Tom Underwood, state director of the National Federation of Independent Business, told lawmakers that the pandemic had “laid bare across state government how archaic the IT systems are.” He urged lawmakers to allocate federal relief money to update the technology systems. The legislature’s next regular session will begin in early January.
The legislative task force will meet several times, hearing from stakeholders, before presenting its recommendations on how to improve the unemployment insurance system. Republican Sen. Michael Nemes, the panel’s other co-chairman, called it “a very personal and emotional issue.”
“We’re here for a very important issue but we’re not here to find blame,” he said. “We are here to find what’s going on and what we can do for the future” to improve the system.

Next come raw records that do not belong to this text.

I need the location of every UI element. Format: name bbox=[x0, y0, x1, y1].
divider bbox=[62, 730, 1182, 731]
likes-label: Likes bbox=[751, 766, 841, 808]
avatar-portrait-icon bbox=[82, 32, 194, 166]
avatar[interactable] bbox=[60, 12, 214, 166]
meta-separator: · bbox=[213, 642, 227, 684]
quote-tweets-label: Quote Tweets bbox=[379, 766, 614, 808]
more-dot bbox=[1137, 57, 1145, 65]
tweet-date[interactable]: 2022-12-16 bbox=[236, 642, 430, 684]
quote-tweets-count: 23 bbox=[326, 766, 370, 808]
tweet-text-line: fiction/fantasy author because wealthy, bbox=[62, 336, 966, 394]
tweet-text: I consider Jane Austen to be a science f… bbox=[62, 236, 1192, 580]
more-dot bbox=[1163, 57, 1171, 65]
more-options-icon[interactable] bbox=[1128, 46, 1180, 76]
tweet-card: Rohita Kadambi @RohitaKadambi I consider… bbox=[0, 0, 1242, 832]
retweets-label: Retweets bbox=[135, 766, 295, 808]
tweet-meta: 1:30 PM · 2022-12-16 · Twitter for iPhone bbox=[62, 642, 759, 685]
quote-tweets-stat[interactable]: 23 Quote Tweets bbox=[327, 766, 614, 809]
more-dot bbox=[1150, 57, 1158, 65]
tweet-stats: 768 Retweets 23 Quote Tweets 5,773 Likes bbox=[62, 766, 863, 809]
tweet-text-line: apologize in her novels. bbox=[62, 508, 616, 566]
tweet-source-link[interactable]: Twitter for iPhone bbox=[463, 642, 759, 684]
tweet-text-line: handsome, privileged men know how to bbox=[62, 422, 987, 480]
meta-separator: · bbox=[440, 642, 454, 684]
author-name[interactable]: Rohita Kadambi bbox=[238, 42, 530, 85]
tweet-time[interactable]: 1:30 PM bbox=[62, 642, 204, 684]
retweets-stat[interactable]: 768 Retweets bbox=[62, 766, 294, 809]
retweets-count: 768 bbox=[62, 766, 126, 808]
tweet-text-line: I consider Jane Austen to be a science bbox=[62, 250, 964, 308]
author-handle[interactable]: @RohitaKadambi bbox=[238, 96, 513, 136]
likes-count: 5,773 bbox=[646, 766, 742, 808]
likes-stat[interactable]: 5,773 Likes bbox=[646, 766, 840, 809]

For the past year, Republicans have criticized the Democratic governor for the unemployment system’s problems. Beshear has pointed to budget and staffing cuts that hobbled the system well before he took office. Beshear’s administration eventually hired an outside company to help work through the claims backlog. That outside work cost the state about $14.5 million.
With the state’s unemployment rate falling, Republican Rep. Phillip Pratt questioned why the Beshear administration decided to reopen a series of regional offices to provide in-person unemployment insurance services.
“Even though the unemployment rate is down, and it’s improving, there’s still a backlog (of cases) that needs to be worked,” Roberts replied. “And until we get all those cases worked, there’s going to still be that need” to provide that type of service.
The task force also delved into problems caused by fraudulent claims for jobless aid.